フィードバックセッションを実施し、それぞれの成長を後押し

水田
サーベイ結果を本人にフィードバックする場として、ブリコルールの企画・進行によるセッションを実施しました。まず、サーベイ結果を受容する心構えをつくるため、グループワークなど用い、サーベイで採用されている構造の必然性や、質問項目に対する自分ごと化を行うという展開でしたね。
荻野
他者評価を受け止めるのはそれなりの心理的ハードルがあるものです。可能な限り、結果を受け止める心の態勢を整える工夫は必須だと思います。
水田
グループワークではブリコルールのメンバーが1人ずつグループに入ってファシリテーションしましたが、皆さん、とても前向きに取り組み、結果を素直に受け止めていらした様子が印象に残っています。

BRICOLEUR水田

水田
リーダー層サーベイをより効果的に組織力向上につなげるためには、これを単発の施策とするのではなく、日ごろの取り組みと連動させることが重要です。フィードバックセッションのあとはどう対応されているのでしょうか。
荻野
弊社では半年に1回、経営層と現場との貴重なコミュニケーションの機会として、直属の上司、担当役員、社長の3人が本人と膝を突き合わせて人事考課面談を行っています。サーベイのスコアが人事考課に直接影響するということはありませんが、面談参加者が事前にサーベイ結果を確認し、面談に活かすことにしました。本人がどんな課題をもっているかが共有された状態から話し合えるので、より建設的な面談が可能になったという手応えがあります。
水田
それぞれの自己変容や成長につながりやすいですね。
荻野
特に良い意味で自己肯定感が高く柔軟性がある人たちは、守りに入ることなく真摯に課題に向き合い、自分をよい方向に変化させていると感じますね。

中川政七商店 荻野祐氏

ビジョンの実現に向けた覚悟

水田
最後に、副社長として今後の中川政七商店をどのようにしていきたいか、お考えをお聞かせください。
荻野

300年の歴史ある企業を担っていく1人としてのプレッシャーは小さくないですが、やれることを全力でやる以外、自分にできることはありません。中川政七商店のビジョンの実現に向けて、なんでもやる。それしかないと思っています。

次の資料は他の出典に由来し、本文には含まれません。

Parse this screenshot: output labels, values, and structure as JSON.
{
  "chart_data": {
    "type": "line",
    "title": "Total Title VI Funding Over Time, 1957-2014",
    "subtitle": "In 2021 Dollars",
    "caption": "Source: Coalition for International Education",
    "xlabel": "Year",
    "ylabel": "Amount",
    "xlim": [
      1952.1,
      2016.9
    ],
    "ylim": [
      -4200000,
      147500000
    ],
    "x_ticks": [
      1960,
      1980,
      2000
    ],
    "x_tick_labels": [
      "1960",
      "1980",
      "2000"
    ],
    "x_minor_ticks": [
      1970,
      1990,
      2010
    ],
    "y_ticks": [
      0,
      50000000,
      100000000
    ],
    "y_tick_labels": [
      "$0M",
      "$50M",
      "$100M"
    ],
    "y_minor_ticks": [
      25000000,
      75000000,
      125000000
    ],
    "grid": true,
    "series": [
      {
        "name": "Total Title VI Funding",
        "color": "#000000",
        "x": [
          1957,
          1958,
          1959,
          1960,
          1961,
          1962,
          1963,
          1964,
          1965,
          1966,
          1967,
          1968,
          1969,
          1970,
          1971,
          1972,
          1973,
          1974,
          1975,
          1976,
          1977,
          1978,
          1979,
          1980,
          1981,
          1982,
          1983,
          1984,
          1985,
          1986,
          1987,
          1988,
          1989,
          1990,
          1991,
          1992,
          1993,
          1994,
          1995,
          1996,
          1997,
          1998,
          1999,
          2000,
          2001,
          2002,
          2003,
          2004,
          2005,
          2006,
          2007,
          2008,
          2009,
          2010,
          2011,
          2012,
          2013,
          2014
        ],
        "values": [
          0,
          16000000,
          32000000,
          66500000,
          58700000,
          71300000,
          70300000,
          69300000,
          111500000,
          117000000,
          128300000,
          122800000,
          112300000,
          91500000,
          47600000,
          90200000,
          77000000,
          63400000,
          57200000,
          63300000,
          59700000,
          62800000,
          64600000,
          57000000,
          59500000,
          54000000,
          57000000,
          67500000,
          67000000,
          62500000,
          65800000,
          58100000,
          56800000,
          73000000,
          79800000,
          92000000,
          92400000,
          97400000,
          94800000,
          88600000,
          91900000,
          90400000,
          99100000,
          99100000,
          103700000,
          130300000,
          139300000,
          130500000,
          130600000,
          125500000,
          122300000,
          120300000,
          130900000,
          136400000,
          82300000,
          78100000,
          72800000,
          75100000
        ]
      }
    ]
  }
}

「なんでもやる」は「なんでもできる」とは違います。会長の中川と社長の千石、そして僕らという経営幹部、それぞれができることを役割分担して、自分たちにできないことであれば社外からのリソース調達も厭わずやっていきたいと思います。

水田

ブランドとしての世界観が共有され、かつ各分野において高い専門性をもった人材が集まっている中川政七商店さんにおいて、今以上にその人材同士の協働性が高まれば、まさに「鬼に金棒」のように感じました。すり合わせ型の協働関係は不断の調整・メンテナンスが必須ですが、今回の取組がその一助になっているとするならば私たちも大変嬉しいことです。

本日はありがとうございました。

中川政七商店 荻野祐氏 BRICOLEUR水田

GUEST PROFILE

荻野 祐(おぎの たすく)

1984年生まれ。東京大学工学部を卒業後、リンクアンドモチベーションに入社。組織コンサルティングに従事するなか、2008年より株式会社中川政七商店を担当。その後ボストンコンサルティンググループにて、小売・メディア・金融等の業界の中長期戦略策定、組織変革、新規事業立ち上げ等を経験。2019年2月に株式会社中川政七商店に入社、取締役副社長・経営企画室室長に就任。産地・メーカー支援事業、経営企画・人事等を担当。